Saudi Arabia does not recognise Israel and its air space is closed to Israeli airliners. But in what was seen in Israel as a harbinger of warmer relations with Riyadh, Air India was allowed in 2018 to begin flying over Saudi territory on its New Delhi-Tel Aviv route. Meanwhile, US President Donald Trump´s son-in-law and White House advisor Jared Kushner said it would be in Saudi Arabia´s interest to normalise ties with Israel as the United Arab Emirates has agreed to do. It would also weaken their common foe Iran´s influence in the region and ultimately help the Palestinians, Kushner told reporters during a telephone briefing.

“It would be very good for Saudi business, it would very good for Saudi´s defence, and, quite frankly, I think it would also help the Palestinian people,” Kushner said. Jared Kushner said the United States will not consent to Israeli annexations in the occupied West Bank for “some time,” preferring to focus on the Israel-UAE normalisation deal and wider regional peacemaking. “Israel has agreed with us that they will not move forward without our consent. We do not plan to give our consent for some time,” Kushner told reporters in a telephone briefing. “Right now the focus has to be on, you know, getting this new peace agreement implemented.

The United Arab Emirates’ agreement to normalise ties with Israel was a “sovereign decision” that was not directed at Iran, UAE minister of state for foreign affairs Anwar Gargash said on Monday.

The UAE on Sunday said it had summoned Iran’s charge d’affaires in Abu Dhabi and given him a “strongly worded memo” in response to a speech by Iranian President Hassan Rouhani that the foreign ministry described as “unacceptable”. “The UAE-Israeli peace treaty is a sovereign decision not directed at Iran. We say this and repeat it. We do not accept interference in our decisions,” Gargash said on Twitter. The secretary general of the six-member Gulf Cooperation Council on Sunday condemned “threats” by Rouhani and other Iranian officials towards the UAE over the accord.

Meanwhile, Israel is looking forward to cooperating with the United Arab Emirates on business fronts including commercial space and hi-tech, according to Israel’s Minister for Science and Technology.

“The timelines are quite immediate,” Izhar Shay said in an interview on Bloomberg TV. “We now want to leverage those existing relationships and take them to the next steps,” he said, referring to quiet ties already in place.

Israel is already “aware of a good number of potential investors” in hi-tech, innovation, agro-tech, artificial intelligence among other sectors, Shay said. “We very much look forward to seeing involvement of Emirati investors in the Israeli economy.”
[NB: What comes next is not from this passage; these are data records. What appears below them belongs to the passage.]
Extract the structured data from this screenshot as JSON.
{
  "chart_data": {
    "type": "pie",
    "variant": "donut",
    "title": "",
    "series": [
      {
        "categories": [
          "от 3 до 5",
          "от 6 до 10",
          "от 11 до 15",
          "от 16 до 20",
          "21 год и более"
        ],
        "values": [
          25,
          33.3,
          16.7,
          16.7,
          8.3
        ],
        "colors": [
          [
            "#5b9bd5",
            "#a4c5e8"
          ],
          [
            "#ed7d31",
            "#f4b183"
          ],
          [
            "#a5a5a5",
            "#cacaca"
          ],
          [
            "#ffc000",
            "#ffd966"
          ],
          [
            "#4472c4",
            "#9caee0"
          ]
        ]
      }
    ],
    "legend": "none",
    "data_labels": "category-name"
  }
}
Meanwhile, Oman’s minister of state for foreign affairs Yousuf bin Alawi bin Abdullah spoke to Israel’s foreign minister and in a separate call to an official from the Palestinian political group Fatah, Oman’s foreign ministry said on Monday.

Oman, which has maintained its neutrality in a turbulent region, has said it supports the United Arab Emirates’ decision on Thursday to normalise ties with Israel.

Speaking to Israeli foreign minister Gabi Ashkenazi, Bin Abdullah said Oman supported a “comprehensive, just and lasting peace in the Middle East” and that negotiations on an Israel-Palestine peace process needed to resume.